Dejar todo como está, ni de lado ni atrás, simplemente dejar las cosas como están, y seguir, sea en el camino prefigurado, sea en el camino encontrado.
(Y bueno, esto puede sonar nuevamente a diario de adolescente rosa (y es probable que quien lo escriba lo sea), pero intentaremos darle un giro drástico a la historia para alejarnos del bolsillo en el que viajan las palabras adecuadas para los momentos de crisis.)
Creo que el inicio iba bien, es decir, la cosa comenzó bien en su momento, a pesar de que el título siguió en el segundo renglón, olvidándose del tango completo, olvidando que antes que amar, hay que saber sufrir
supongo que para recibir todo en vacío
pero bueno, este es apenas el principio...

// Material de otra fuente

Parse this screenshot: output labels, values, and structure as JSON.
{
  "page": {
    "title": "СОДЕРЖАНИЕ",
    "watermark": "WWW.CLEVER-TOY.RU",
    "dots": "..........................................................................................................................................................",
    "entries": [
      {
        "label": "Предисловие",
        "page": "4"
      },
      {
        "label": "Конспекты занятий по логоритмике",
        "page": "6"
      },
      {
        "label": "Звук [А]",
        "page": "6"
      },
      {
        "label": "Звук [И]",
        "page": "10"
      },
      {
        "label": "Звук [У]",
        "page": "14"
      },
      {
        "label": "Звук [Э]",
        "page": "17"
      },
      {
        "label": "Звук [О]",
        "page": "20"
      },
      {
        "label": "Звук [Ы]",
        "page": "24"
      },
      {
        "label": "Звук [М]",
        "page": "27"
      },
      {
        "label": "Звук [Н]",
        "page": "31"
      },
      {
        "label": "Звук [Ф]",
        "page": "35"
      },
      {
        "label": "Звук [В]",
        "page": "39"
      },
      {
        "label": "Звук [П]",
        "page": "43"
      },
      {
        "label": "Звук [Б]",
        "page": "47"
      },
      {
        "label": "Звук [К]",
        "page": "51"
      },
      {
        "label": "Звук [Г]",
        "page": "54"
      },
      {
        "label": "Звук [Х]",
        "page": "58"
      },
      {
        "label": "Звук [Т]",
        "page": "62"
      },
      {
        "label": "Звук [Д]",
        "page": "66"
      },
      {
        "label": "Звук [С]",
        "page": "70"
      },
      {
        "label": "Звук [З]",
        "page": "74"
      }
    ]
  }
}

El hecho es que la cosa empezó, siguiendo un curso extraño. Estaba yo sentada en medio de palabras y rodeada de sueños, cuando se me escapa un bostezo y éste sin esconderse antes de que las miradas se dieran cuenta, le dio un bofetazo al aire para contarle que estaba ya aburrido de tanta parsimonia. Y sin saber muy bien de que se trataba el asunto, salió como si tal cosa, abofeteando y chillando para largarse sin mirar hacia atrás… y dejar en el espacio un sinsabor de vacío. Tal cual.